The membership problem for constant-sized quantum correlations is undecidable

TL;DR

This paper proves that determining whether certain fixed-sized quantum correlations can be achieved is fundamentally undecidable, highlighting intrinsic computational limits in understanding quantum entanglement and correlations.

Contribution

It demonstrates that the quantum membership problem remains undecidable even for constant-sized correlations, strengthening previous results and showing limits independent of measurement complexity.

Findings

Undecidability applies to fixed-sized quantum correlations.

The result constrains descriptions of quantum correlation sets.

Proof combines quantum self-testing and undecidability of linear system nonlocal games.

Abstract

When two spatially separated parties make measurements on an unknown entangled quantum state, what correlations can they achieve?
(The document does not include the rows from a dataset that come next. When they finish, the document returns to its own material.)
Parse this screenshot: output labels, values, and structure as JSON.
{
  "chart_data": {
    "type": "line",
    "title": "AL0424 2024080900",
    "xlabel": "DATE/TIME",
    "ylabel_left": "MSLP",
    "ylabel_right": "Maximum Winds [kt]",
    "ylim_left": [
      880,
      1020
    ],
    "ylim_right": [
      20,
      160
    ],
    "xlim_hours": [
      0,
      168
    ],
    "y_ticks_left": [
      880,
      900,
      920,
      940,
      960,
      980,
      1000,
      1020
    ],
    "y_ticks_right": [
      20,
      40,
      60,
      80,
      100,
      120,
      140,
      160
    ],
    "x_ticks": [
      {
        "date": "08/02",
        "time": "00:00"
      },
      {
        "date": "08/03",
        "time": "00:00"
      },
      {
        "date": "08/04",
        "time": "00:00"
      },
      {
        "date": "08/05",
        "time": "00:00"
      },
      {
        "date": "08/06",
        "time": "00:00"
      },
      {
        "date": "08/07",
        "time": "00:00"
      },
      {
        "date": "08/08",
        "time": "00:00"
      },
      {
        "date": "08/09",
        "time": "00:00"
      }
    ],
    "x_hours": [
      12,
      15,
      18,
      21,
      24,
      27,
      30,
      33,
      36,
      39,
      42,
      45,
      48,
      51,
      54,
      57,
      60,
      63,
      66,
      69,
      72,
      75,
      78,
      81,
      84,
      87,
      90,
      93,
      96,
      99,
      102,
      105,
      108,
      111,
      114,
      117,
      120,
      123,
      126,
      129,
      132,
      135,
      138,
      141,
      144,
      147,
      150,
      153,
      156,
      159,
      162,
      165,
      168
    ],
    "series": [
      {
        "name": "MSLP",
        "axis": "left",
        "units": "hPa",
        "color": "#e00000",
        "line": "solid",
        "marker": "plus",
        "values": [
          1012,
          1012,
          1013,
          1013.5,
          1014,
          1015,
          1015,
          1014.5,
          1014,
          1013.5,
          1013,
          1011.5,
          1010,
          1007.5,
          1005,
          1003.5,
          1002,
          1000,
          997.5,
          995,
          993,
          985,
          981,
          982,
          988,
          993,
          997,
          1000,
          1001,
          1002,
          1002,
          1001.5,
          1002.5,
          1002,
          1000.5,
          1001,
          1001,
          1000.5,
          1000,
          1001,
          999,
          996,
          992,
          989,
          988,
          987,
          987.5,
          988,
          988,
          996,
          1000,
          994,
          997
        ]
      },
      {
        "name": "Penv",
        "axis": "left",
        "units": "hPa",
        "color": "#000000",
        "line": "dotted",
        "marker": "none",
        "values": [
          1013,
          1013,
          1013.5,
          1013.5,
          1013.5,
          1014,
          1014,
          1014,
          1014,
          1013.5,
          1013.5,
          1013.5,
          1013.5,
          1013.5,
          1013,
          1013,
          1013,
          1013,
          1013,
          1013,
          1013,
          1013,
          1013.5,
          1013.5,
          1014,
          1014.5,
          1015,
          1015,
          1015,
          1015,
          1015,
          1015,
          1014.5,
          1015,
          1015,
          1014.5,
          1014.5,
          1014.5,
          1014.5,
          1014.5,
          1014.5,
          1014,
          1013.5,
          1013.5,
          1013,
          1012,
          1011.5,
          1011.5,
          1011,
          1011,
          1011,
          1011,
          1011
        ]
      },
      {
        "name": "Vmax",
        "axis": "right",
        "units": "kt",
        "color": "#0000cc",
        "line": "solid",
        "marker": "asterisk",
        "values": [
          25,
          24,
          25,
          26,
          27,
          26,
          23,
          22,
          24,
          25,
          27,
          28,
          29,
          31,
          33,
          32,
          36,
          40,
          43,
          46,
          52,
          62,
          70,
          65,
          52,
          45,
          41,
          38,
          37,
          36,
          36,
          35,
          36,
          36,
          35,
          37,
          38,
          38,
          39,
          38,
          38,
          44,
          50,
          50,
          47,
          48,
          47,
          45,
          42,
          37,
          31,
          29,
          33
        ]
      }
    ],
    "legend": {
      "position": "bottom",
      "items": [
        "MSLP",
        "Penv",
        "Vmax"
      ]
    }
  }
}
How difficult is it to determine whether a given correlation is a quantum correlation? These questions are central to problems in quantum communication and computation. Previous work has shown that the general membership problem for quantum correlations is computationally undecidable. In the current work we show something stronger: there is a family of constant-sized correlations -- that is, correlations for which the number of measurements and number of measurement outcomes are fixed -- such that solving the quantum membership problem for this family is computationally impossible. Thus, the undecidability that arises in understanding Bell experiments is not dependent on varying the number of measurements in the experiment. This places strong constraints on the types of descriptions that can be given for quantum correlation sets. Our proof is based on a combination of techniques from quantum self-testing and from undecidability results of the third author for linear system nonlocal games.